Da wird die lügende Gemeinde nicht mehr viel zu palavern haben: Gemeinde haftet für alle Schäden

Das Gericht stellte fest, dass die beklagte Partei, also die Gemeinde, für sämtliche kausale Schäden zu haften hat im Zusammenhang mit dem Verkauf der Liegenschaften an die klagenden Parteien, weil die Gemeinde beim Verkauf die Käufer nicht über den ehemaligen Deponiestandort aufklärte und entgegen den Bestimmungen des Tiroler Raumordnungsgesetzes diese Liegenschaften als Bauland ohne jegliche Einschränkung ausgewiesen waren, so das Urteil.
http://tirol.orf.at/news/stor... s/2544054/

Umwidmungen und Geschäfte al la Wallnöfer/Van Staa

Nix Neues in Tirol.

Piefke Saga!

Jetzt wird auch der letzte Teil Realität!

In Wien nicht anders.

Da wird die ehemalige Deponie am Wienerberg auch als Naherholungsgebiet angepriesen.

mit einem kleinen Unterschied...

Donaupark ist eine Mülldeponie, die Hufnagldeponie SOLL zu einem Naherholungsgebiet werden.

Allerdings sind diese (ehemaligen) Deponien gesichert, mit Sperrbrunnen und so weiter, da ist ein Unterschied zu so mancher Deponie "am Land", speziell Bauschuttdeponien werden dort nur platt gemacht, Erde drüber und fertig.

was soll das

wie auch immer die zuständige baubehörde ist der bürgermeister, grundeigentümer war die gemeinde, die auch von der illegalen deponie wusste.

also ganz logisch - gemeinde haftet.

aber auch in tirol kümmert man sich scheinbar auch nicht um gesetzte.
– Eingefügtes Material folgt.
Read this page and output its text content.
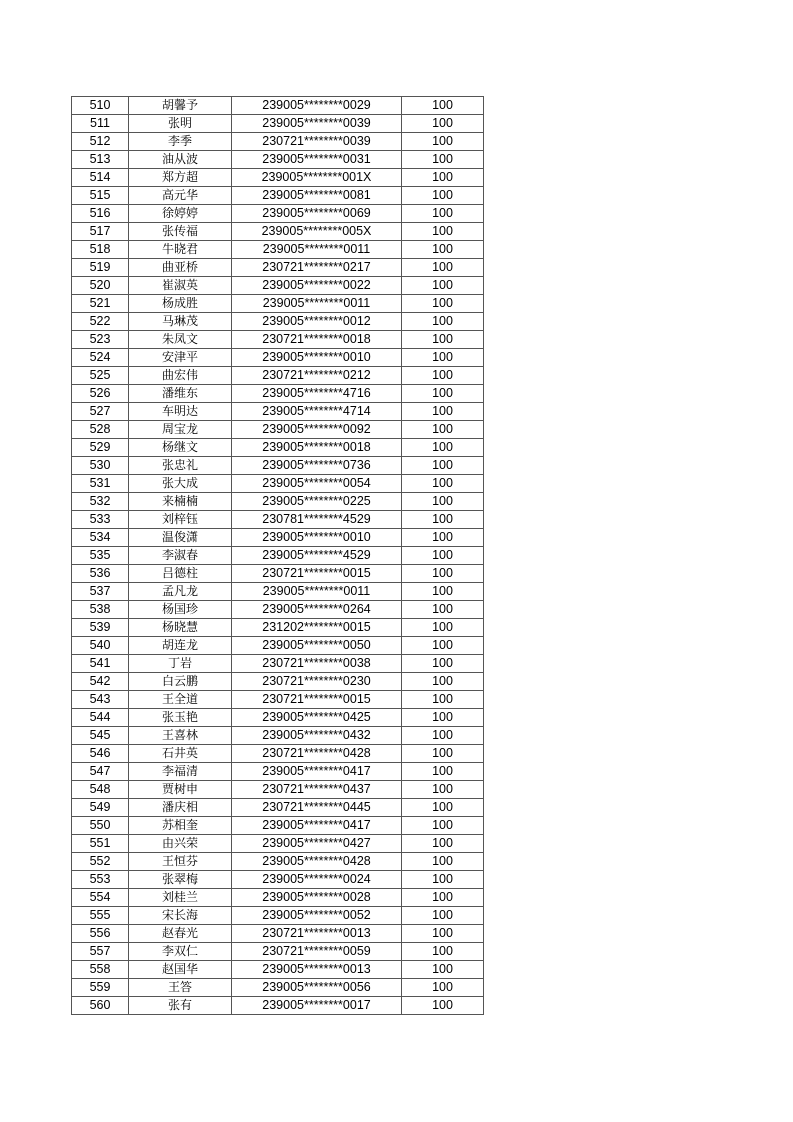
510	胡馨予	239005********0029	100
511	张明	239005********0039	100
512	李季	230721********0039	100
513	油从波	239005********0031	100
514	郑方超	239005********001X	100
515	高元华	239005********0081	100
516	徐婷婷	239005********0069	100
517	张传福	239005********005X	100
518	牛晓君	239005********0011	100
519	曲亚桥	230721********0217	100
520	崔淑英	239005********0022	100
521	杨成胜	239005********0011	100
522	马琳茂	239005********0012	100
523	朱凤文	230721********0018	100
524	安津平	239005********0010	100
525	曲宏伟	230721********0212	100
526	潘维东	239005********4716	100
527	车明达	239005********4714	100
528	周宝龙	239005********0092	100
529	杨继文	239005********0018	100
530	张忠礼	239005********0736	100
531	张大成	239005********0054	100
532	来楠楠	239005********0225	100
533	刘梓钰	230781********4529	100
534	温俊潇	239005********0010	100
535	李淑春	239005********4529	100
536	吕德柱	230721********0015	100
537	孟凡龙	239005********0011	100
538	杨国珍	239005********0264	100
539	杨晓慧	231202********0015	100
540	胡连龙	239005********0050	100
541	丁岩	230721********0038	100
542	白云鹏	230721********0230	100
543	王全道	230721********0015	100
544	张玉艳	239005********0425	100
545	王喜林	239005********0432	100
546	石井英	230721********0428	100
547	李福清	239005********0417	100
548	贾树申	230721********0437	100
549	潘庆相	230721********0445	100
550	苏相奎	239005********0417	100
551	由兴荣	239005********0427	100
552	王恒芬	239005********0428	100
553	张翠梅	239005********0024	100
554	刘桂兰	239005********0028	100
555	宋长海	239005********0052	100
556	赵春光	230721********0013	100
557	李双仁	230721********0059	100
558	赵国华	239005********0013	100
559	王答	239005********0056	100
560	张有	239005********0017	100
die justiz braucht schon 4 jahre - für was denn!!!1

Der Bürgermeister

weiss von nichts.

Ist er vielleicht ein zugezogener Wiener??

tja da sollte die gemeinde schauen was für grundstücke sie kauft.

Wozu?

Die Freunderlwirtschaft sorgt doch vorab schon dafür, daß alles mir rechten Dingen zugeht ... die machen das doch nie im Hinterzimmer, weil jemand was zu verbergen hätte ... ;-)

Illegale Deponie in Tirol? Ich wusste es, dass die Piefkesaga eigentlich eine Doku war!

Die Klage also bitte an Karl - Friedrich Sattmann richten!!

hinterholz 8 läßt grüßen.

Eindeutig Amtshaftung der Gemeinde !

Warum die Gerichte da so lange brauchen ?

In Wien wohnt man seit einiger Zeit im begehrten und dementsprechend hochpreisigen "Bruckhaufen" an der Neuen Donau

wo bis 1960 eine Mülldeponie war und wundert sich über absinkende Häuser, Trichterförmige absackungen im Garten und die eine oder andere Schwermetallbelastung am selbstgezogenen Gemüse.

Wer nicht ins Altlastenkataster schaut vorm Grundkauf kann in Österreichs Ballungsräumen ganz schön angeschmiert werden.

hochbegehrt mit direkter Aussicht auf die Donau-Ufer-Autobahn.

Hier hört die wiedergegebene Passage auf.